Now, my students eagerly read and write; they know that the work they will do is authentic and meaningful. The connections they have still been able to forge in a socially distanced classroom surprise me each day, from asking for peer review (without teacher prompting) to relying on each other to clarify misunderstandings before they turn to me for help. My classroom has become one of inquiry and multiple perspectives, and I look forward to coming to work every morning to learn with my students. I easily weave the practices that I learned in C3WP throughout all of my units, and students have become adept at making connections across writing genres. 

In order to meet my own professional needs, I continue to communicate with my writing project weekly, and I have had the chance to be part of so many exciting conversations, workshops, brainstorming sessions, and more. I am much more confident when speaking to colleagues and administrators; I know that my perspective is valuable because it has been informed by the knowledge of other teachers as well as my own experiences. I take risks in my classroom because I see myself as a learner right alongside my students, and I model constructive risk-taking and how to cope with obstacles and even failures. I am a true advocate for myself, my students, and my profession.

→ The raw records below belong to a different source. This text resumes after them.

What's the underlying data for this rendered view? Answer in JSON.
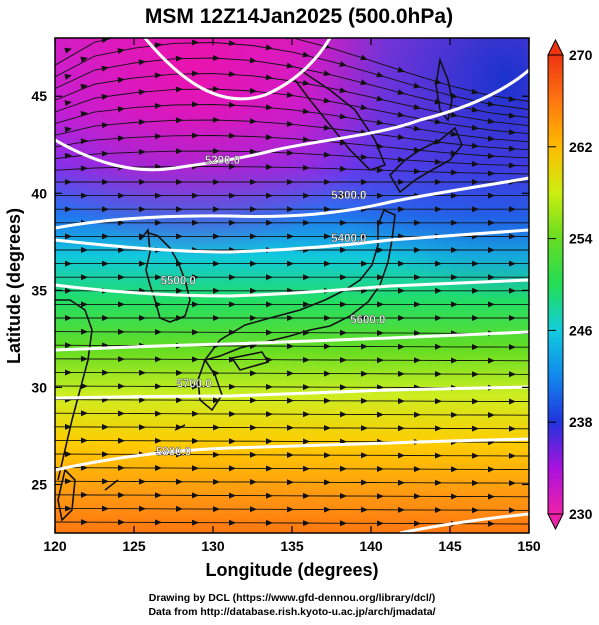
{
  "title": "MSM 12Z14Jan2025 (500.0hPa)",
  "xlabel": "Longitude (degrees)",
  "ylabel": "Latitude  (degrees)",
  "credits": [
    "Drawing by DCL (https://www.gfd-dennou.org/library/dcl/)",
    "Data from http://database.rish.kyoto-u.ac.jp/arch/jmadata/"
  ],
  "chart_data": {
    "type": "heatmap",
    "description_fields": "shaded temperature (K) with geopotential height contours (m) and wind streamlines",
    "xlim": [
      120,
      150
    ],
    "ylim": [
      22.5,
      48
    ],
    "x_ticks": [
      120,
      125,
      130,
      135,
      140,
      145,
      150
    ],
    "y_ticks": [
      25,
      30,
      35,
      40,
      45
    ],
    "colorbar": {
      "min": 230,
      "max": 270,
      "ticks": [
        230,
        238,
        246,
        254,
        262,
        270
      ],
      "colors": [
        "#ee22aa",
        "#aa11dd",
        "#2233dd",
        "#11aaee",
        "#22dd55",
        "#aaee11",
        "#ffcc00",
        "#ff7711",
        "#ee3311"
      ]
    },
    "height_contours": [
      {
        "label": "5200.0",
        "lon": 130.6,
        "lat": 41.5
      },
      {
        "label": "5300.0",
        "lon": 138.6,
        "lat": 39.7
      },
      {
        "label": "5400.0",
        "lon": 138.6,
        "lat": 37.5
      },
      {
        "label": "5500.0",
        "lon": 127.8,
        "lat": 35.3
      },
      {
        "label": "5600.0",
        "lon": 139.8,
        "lat": 33.3
      },
      {
        "label": "5700.0",
        "lon": 128.8,
        "lat": 30.0
      },
      {
        "label": "5800.0",
        "lon": 127.5,
        "lat": 26.5
      }
    ]
  }
}
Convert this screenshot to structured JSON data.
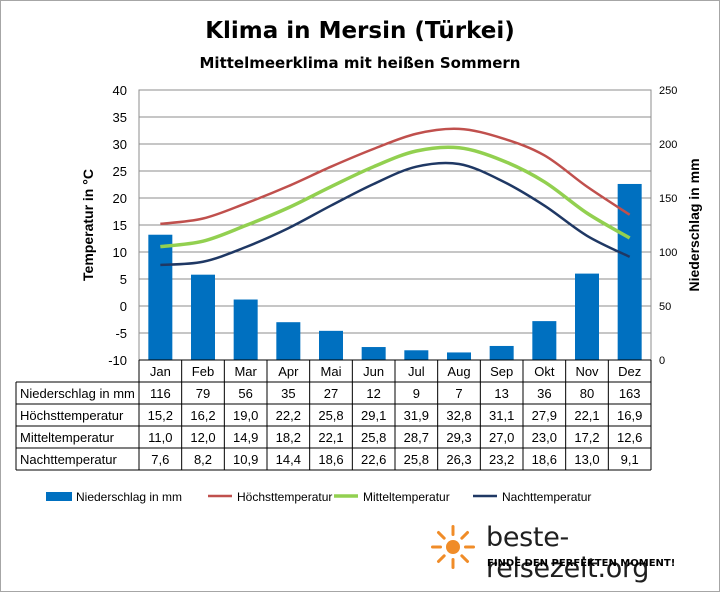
{
  "title": "Klima in Mersin (Türkei)",
  "subtitle": "Mittelmeerklima mit heißen Sommern",
  "chart_data": {
    "type": "bar+line",
    "categories": [
      "Jan",
      "Feb",
      "Mar",
      "Apr",
      "Mai",
      "Jun",
      "Jul",
      "Aug",
      "Sep",
      "Okt",
      "Nov",
      "Dez"
    ],
    "y_left": {
      "label": "Temperatur in °C",
      "min": -10,
      "max": 40,
      "step": 5,
      "ticks": [
        "40",
        "35",
        "30",
        "25",
        "20",
        "15",
        "10",
        "5",
        "0",
        "-5",
        "-10"
      ]
    },
    "y_right": {
      "label": "Niederschlag in mm",
      "min": 0,
      "max": 250,
      "step": 50,
      "ticks": [
        "250",
        "200",
        "150",
        "100",
        "50",
        "0"
      ]
    },
    "grid": true,
    "legend_position": "bottom",
    "bars": {
      "name": "Niederschlag in mm",
      "color": "#0070c0",
      "values": [
        116,
        79,
        56,
        35,
        27,
        12,
        9,
        7,
        13,
        36,
        80,
        163
      ]
    },
    "lines": [
      {
        "name": "Höchsttemperatur",
        "color": "#c0504d",
        "values": [
          15.2,
          16.2,
          19.0,
          22.2,
          25.8,
          29.1,
          31.9,
          32.8,
          31.1,
          27.9,
          22.1,
          16.9
        ]
      },
      {
        "name": "Mitteltemperatur",
        "color": "#92d050",
        "values": [
          11.0,
          12.0,
          14.9,
          18.2,
          22.1,
          25.8,
          28.7,
          29.3,
          27.0,
          23.0,
          17.2,
          12.6
        ]
      },
      {
        "name": "Nachttemperatur",
        "color": "#1f3864",
        "values": [
          7.6,
          8.2,
          10.9,
          14.4,
          18.6,
          22.6,
          25.8,
          26.3,
          23.2,
          18.6,
          13.0,
          9.1
        ]
      }
    ],
    "table_rows": [
      {
        "label": "Niederschlag in mm",
        "cells": [
          "116",
          "79",
          "56",
          "35",
          "27",
          "12",
          "9",
          "7",
          "13",
          "36",
          "80",
          "163"
        ]
      },
      {
        "label": "Höchsttemperatur",
        "cells": [
          "15,2",
          "16,2",
          "19,0",
          "22,2",
          "25,8",
          "29,1",
          "31,9",
          "32,8",
          "31,1",
          "27,9",
          "22,1",
          "16,9"
        ]
      },
      {
        "label": "Mitteltemperatur",
        "cells": [
          "11,0",
          "12,0",
          "14,9",
          "18,2",
          "22,1",
          "25,8",
          "28,7",
          "29,3",
          "27,0",
          "23,0",
          "17,2",
          "12,6"
        ]
      },
      {
        "label": "Nachttemperatur",
        "cells": [
          "7,6",
          "8,2",
          "10,9",
          "14,4",
          "18,6",
          "22,6",
          "25,8",
          "26,3",
          "23,2",
          "18,6",
          "13,0",
          "9,1"
        ]
      }
    ]
  },
  "brand": {
    "name": "beste-reisezeit.org",
    "tagline": "FINDE DEN PERFEKTEN MOMENT!",
    "logo_icon": "sun-icon",
    "logo_color": "#f08c28"
  }
}
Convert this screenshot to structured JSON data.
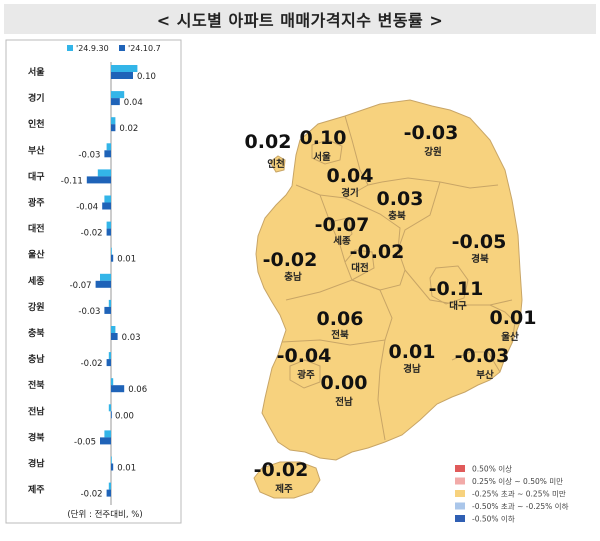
{
  "title": "< 시도별 아파트 매매가격지수 변동률 >",
  "chart_data": {
    "type": "bar",
    "orientation": "horizontal",
    "legend": [
      "'24.9.30",
      "'24.10.7"
    ],
    "legend_position": "top-left",
    "unit_note": "(단위 : 전주대비, %)",
    "series_colors": [
      "#33b5e8",
      "#1f63b8"
    ],
    "categories": [
      "서울",
      "경기",
      "인천",
      "부산",
      "대구",
      "광주",
      "대전",
      "울산",
      "세종",
      "강원",
      "충북",
      "충남",
      "전북",
      "전남",
      "경북",
      "경남",
      "제주"
    ],
    "series": [
      {
        "name": "'24.9.30",
        "values": [
          0.12,
          0.06,
          0.02,
          -0.02,
          -0.06,
          -0.03,
          -0.02,
          0.0,
          -0.05,
          -0.01,
          0.02,
          -0.01,
          0.01,
          -0.01,
          -0.03,
          0.0,
          -0.01
        ]
      },
      {
        "name": "'24.10.7",
        "values": [
          0.1,
          0.04,
          0.02,
          -0.03,
          -0.11,
          -0.04,
          -0.02,
          0.01,
          -0.07,
          -0.03,
          0.03,
          -0.02,
          0.06,
          0.0,
          -0.05,
          0.01,
          -0.02
        ]
      }
    ],
    "value_labels": [
      "0.10",
      "0.04",
      "0.02",
      "-0.03",
      "-0.11",
      "-0.04",
      "-0.02",
      "0.01",
      "-0.07",
      "-0.03",
      "0.03",
      "-0.02",
      "0.06",
      "0.00",
      "-0.05",
      "0.01",
      "-0.02"
    ]
  },
  "map": {
    "regions": [
      {
        "name": "인천",
        "value": "0.02"
      },
      {
        "name": "서울",
        "value": "0.10"
      },
      {
        "name": "강원",
        "value": "-0.03"
      },
      {
        "name": "경기",
        "value": "0.04"
      },
      {
        "name": "충북",
        "value": "0.03"
      },
      {
        "name": "세종",
        "value": "-0.07"
      },
      {
        "name": "대전",
        "value": "-0.02"
      },
      {
        "name": "충남",
        "value": "-0.02"
      },
      {
        "name": "경북",
        "value": "-0.05"
      },
      {
        "name": "대구",
        "value": "-0.11"
      },
      {
        "name": "울산",
        "value": "0.01"
      },
      {
        "name": "전북",
        "value": "0.06"
      },
      {
        "name": "광주",
        "value": "-0.04"
      },
      {
        "name": "경남",
        "value": "0.01"
      },
      {
        "name": "부산",
        "value": "-0.03"
      },
      {
        "name": "전남",
        "value": "0.00"
      },
      {
        "name": "제주",
        "value": "-0.02"
      }
    ],
    "fill_color": "#f7d27e",
    "legend": [
      {
        "label": "0.50% 이상",
        "color": "#e05a5a"
      },
      {
        "label": "0.25% 이상 ~ 0.50% 미만",
        "color": "#f2aaa8"
      },
      {
        "label": "-0.25% 초과 ~ 0.25% 미만",
        "color": "#f7d27e"
      },
      {
        "label": "-0.50% 초과 ~ -0.25% 이하",
        "color": "#aac6ea"
      },
      {
        "label": "-0.50% 이하",
        "color": "#2f5fb3"
      }
    ]
  }
}
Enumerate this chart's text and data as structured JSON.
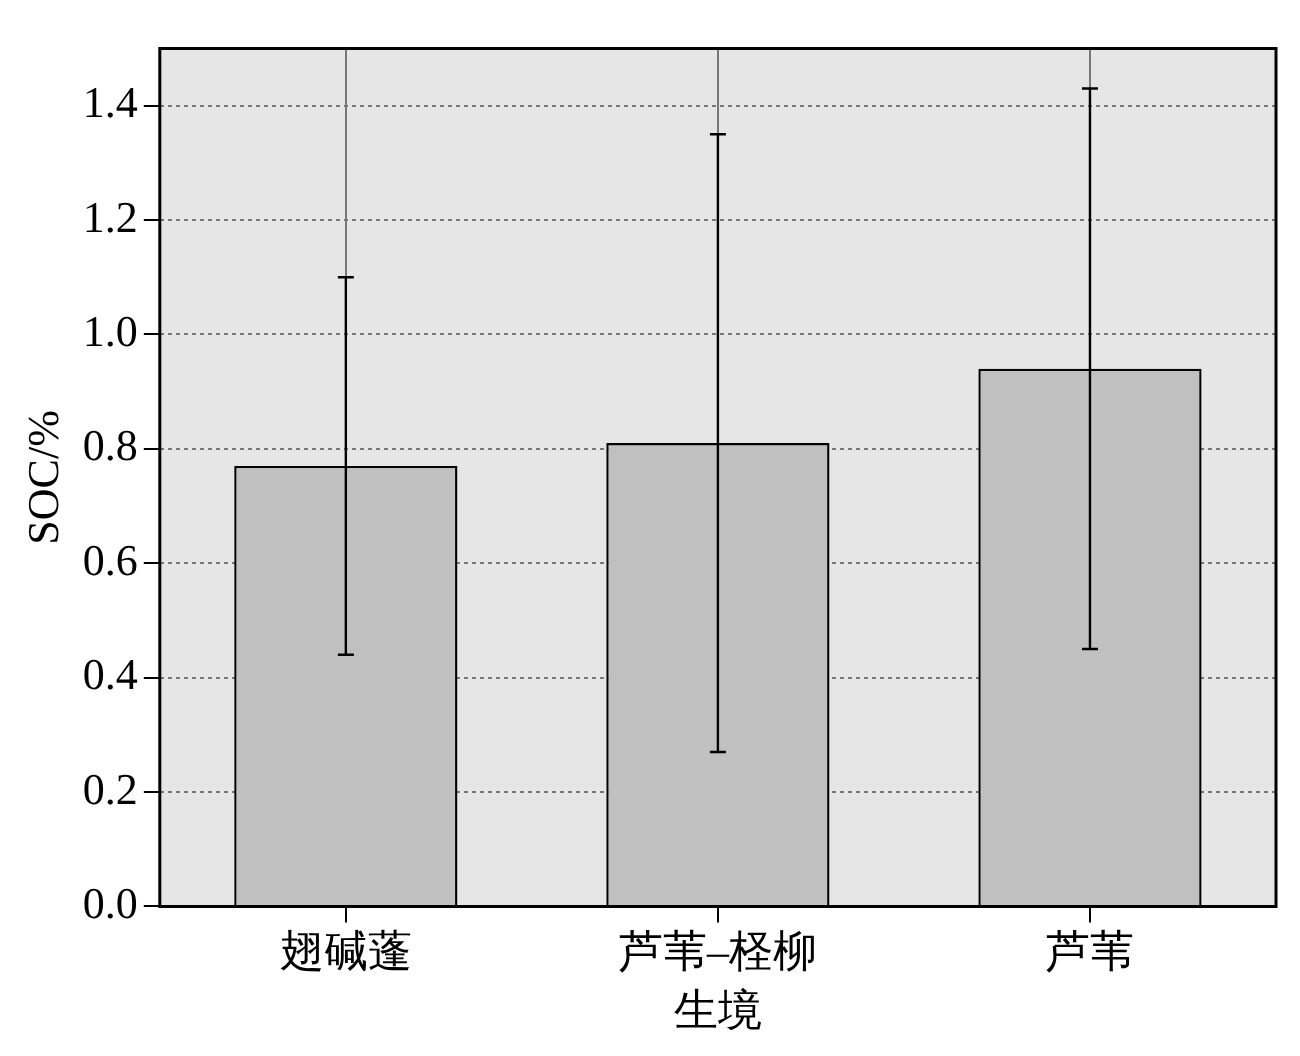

The “Cycle of Instruction” Model used by C3WP


C3WP sparked my love for teaching, but the close network of supportive professionals with which it linked me has been invaluable. The resources in the project are available to everyone, but the close connections that you forge by completing the project with your school colleagues and the relationships that you build with other writing project members are so crucial to avoiding teacher burnout. 

Whether you find yourself feeling “stuck”, in danger of succumbing to burnout, or just looking for something new, reach out to your local writing project site. 

You are not alone, and it took C3WP to remind me of that.